- Вот этот пень, самый обыкновенный, расскажет нам кое-что о себе. Видите кольца? Если их посчитать, то можно точно определить возраст дерева. Теперь посмотрите: с одной стороны расстояние между кольцами уже, чем с другой. Почему? Да потому, что одна сторона дерева получает меньше тепла и света, чем другая. Скажи, Дима, какая сторона получает больше тепла и света?
- Южная, - ответил я.
- Правильно. А какая будет северная? Как ты думаешь, Хатистов?
- А чего думать? Ясно, где кольца уже. - И в глазах у Жени сверкнули задорные огоньки.
- Ничего, соображаешь! - похвалил Федотов. - Ну, а теперь посчитай кольца.
Женя заторопился и сбился со счета.
- Эх ты, недотепа! - добродушно проворчал Федотов.
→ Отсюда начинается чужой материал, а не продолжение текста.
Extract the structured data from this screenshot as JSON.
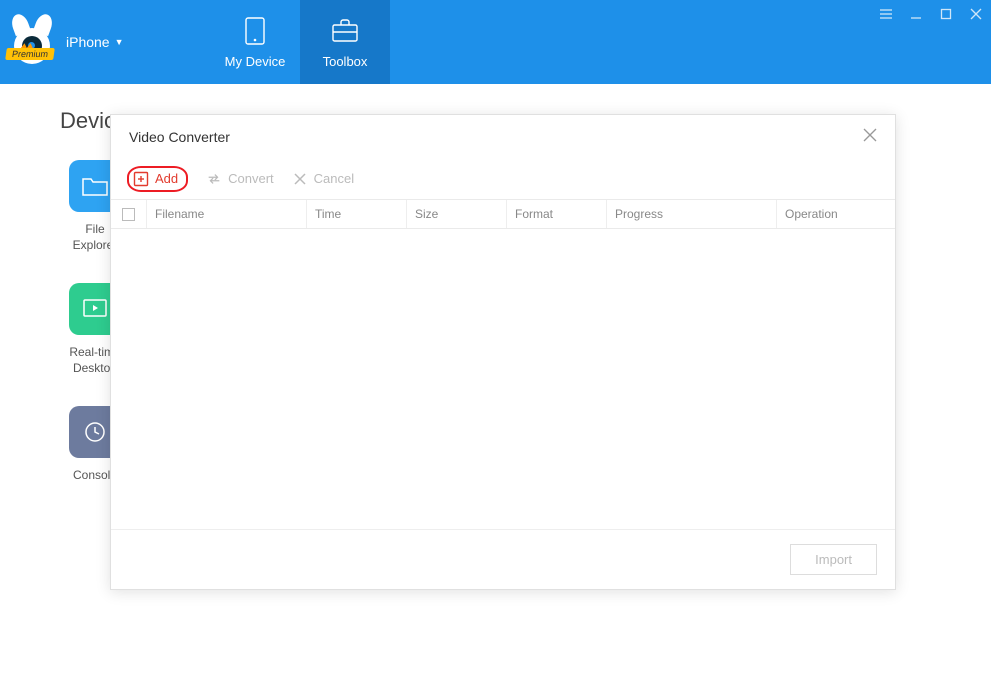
{
  "header": {
    "device_label": "iPhone",
    "premium_label": "Premium",
    "tabs": [
      {
        "label": "My Device"
      },
      {
        "label": "Toolbox"
      }
    ]
  },
  "bg": {
    "heading": "Device",
    "tiles": [
      {
        "line1": "File",
        "line2": "Explorer"
      },
      {
        "line1": "Real-time",
        "line2": "Desktop"
      },
      {
        "line1": "Console",
        "line2": ""
      }
    ]
  },
  "modal": {
    "title": "Video Converter",
    "toolbar": {
      "add_label": "Add",
      "convert_label": "Convert",
      "cancel_label": "Cancel"
    },
    "columns": {
      "filename": "Filename",
      "time": "Time",
      "size": "Size",
      "format": "Format",
      "progress": "Progress",
      "operation": "Operation"
    },
    "footer": {
      "import_label": "Import"
    }
  }
}
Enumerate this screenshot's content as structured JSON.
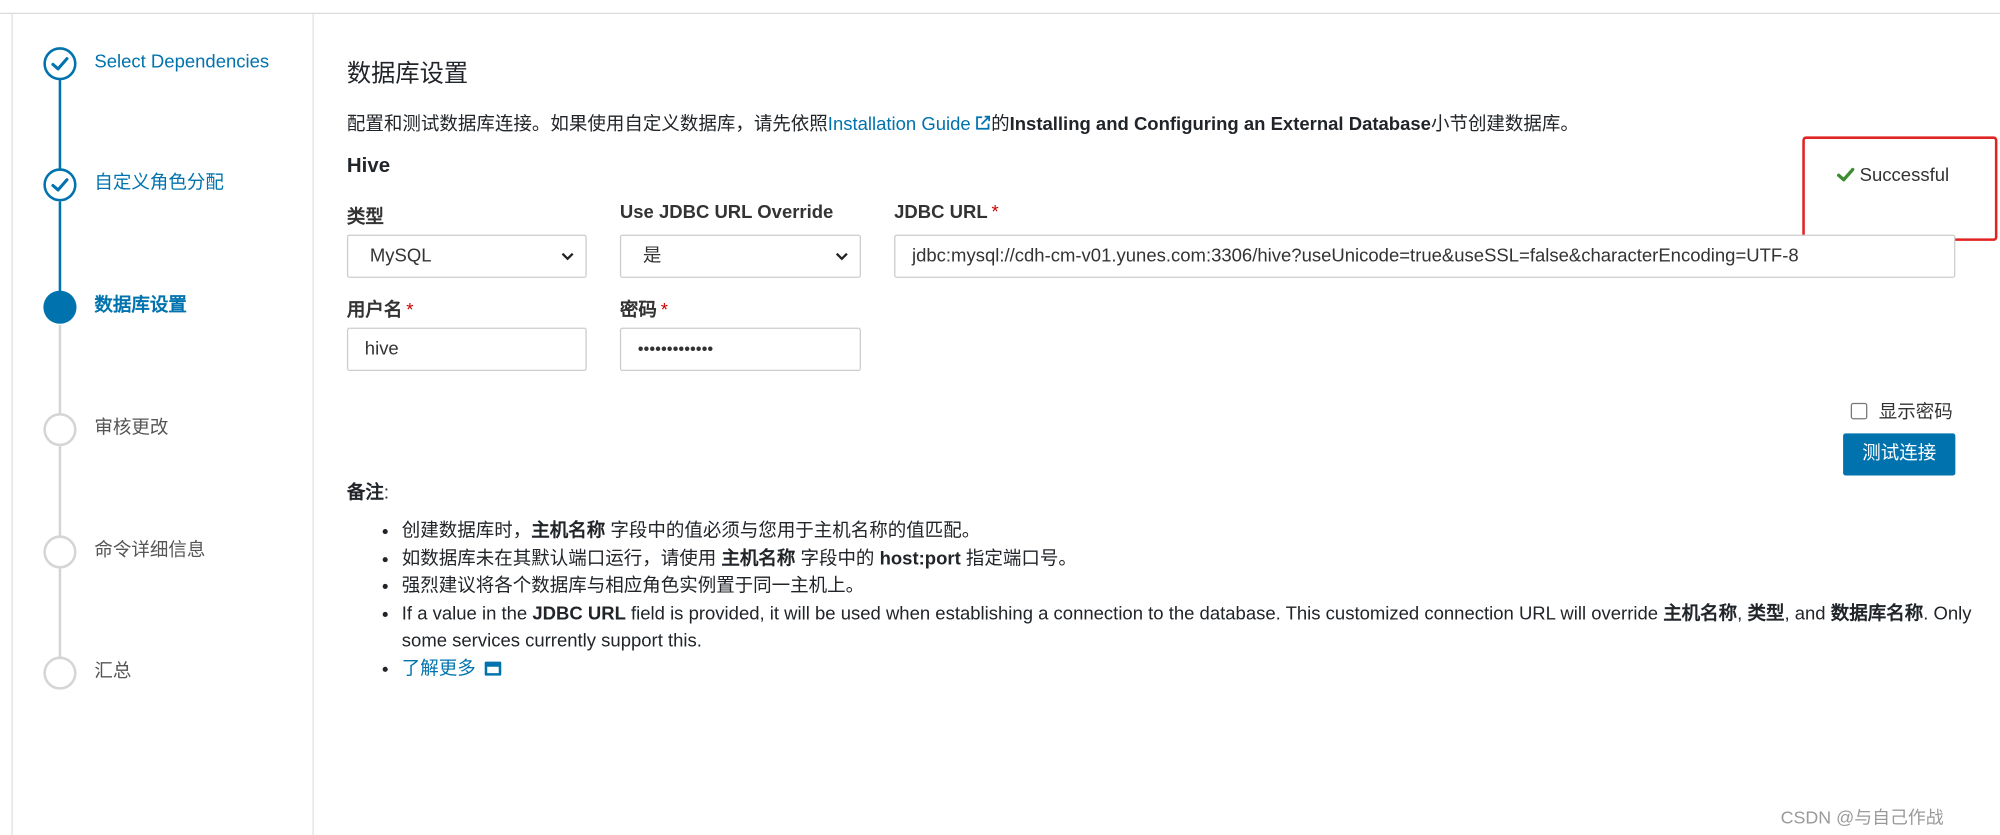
{
  "steps": [
    {
      "label": "Select Dependencies",
      "state": "done"
    },
    {
      "label": "自定义角色分配",
      "state": "done"
    },
    {
      "label": "数据库设置",
      "state": "active"
    },
    {
      "label": "审核更改",
      "state": "pending"
    },
    {
      "label": "命令详细信息",
      "state": "pending"
    },
    {
      "label": "汇总",
      "state": "pending"
    }
  ],
  "main": {
    "title": "数据库设置",
    "intro": {
      "prefix": "配置和测试数据库连接。如果使用自定义数据库，请先依照",
      "link": "Installation Guide",
      "middle": "的",
      "bold": "Installing and Configuring an External Database",
      "suffix": "小节创建数据库。"
    },
    "section_title": "Hive",
    "status": "Successful",
    "fields": {
      "type_label": "类型",
      "type_value": "MySQL",
      "override_label": "Use JDBC URL Override",
      "override_value": "是",
      "jdbc_label": "JDBC URL",
      "jdbc_value": "jdbc:mysql://cdh-cm-v01.yunes.com:3306/hive?useUnicode=true&useSSL=false&characterEncoding=UTF-8",
      "user_label": "用户名",
      "user_value": "hive",
      "password_label": "密码",
      "password_value": "•••••••••••••",
      "required_mark": "*"
    },
    "show_password_label": "显示密码",
    "test_button": "测试连接",
    "notes_title": "备注",
    "notes_colon": ":",
    "notes": {
      "n1": {
        "a": "创建数据库时，",
        "b": "主机名称",
        "c": " 字段中的值必须与您用于主机名称的值匹配。"
      },
      "n2": {
        "a": "如数据库未在其默认端口运行，请使用 ",
        "b": "主机名称",
        "c": " 字段中的 ",
        "d": "host:port",
        "e": " 指定端口号。"
      },
      "n3": {
        "a": "强烈建议将各个数据库与相应角色实例置于同一主机上。"
      },
      "n4": {
        "a": "If a value in the ",
        "b": "JDBC URL",
        "c": " field is provided, it will be used when establishing a connection to the database. This customized connection URL will override ",
        "d": "主机名称",
        "e": ", ",
        "f": "类型",
        "g": ", and ",
        "h": "数据库名称",
        "i": ". Only some services currently support this."
      },
      "learn_more": "了解更多"
    }
  },
  "watermark": "CSDN @与自己作战",
  "colors": {
    "accent": "#0073ae",
    "success": "#3c8d2f",
    "highlight": "#e02424"
  }
}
- Алексей Николаевич! Разве я виноват, что пень такой попался.
- На пень не сваливай: смотри, как надо считать.
Когда Федотов бывал в хорошем настроении, с языка у него так и сыпалось: «недотепа», «размазня», «болван», «дурень».
Мы не обижались. У нашего воспитателя талант ругаться без раздражения, как бы по-приятельски. Вот когда он с улыбочкой ласково цедил сквозь зубы: «Что, милый дружок, напакостил?» - и смотрел на тебя неподвижными, словно застывшими глазами, тут уж мы знали: Федотов еще не раз припомнит промашку.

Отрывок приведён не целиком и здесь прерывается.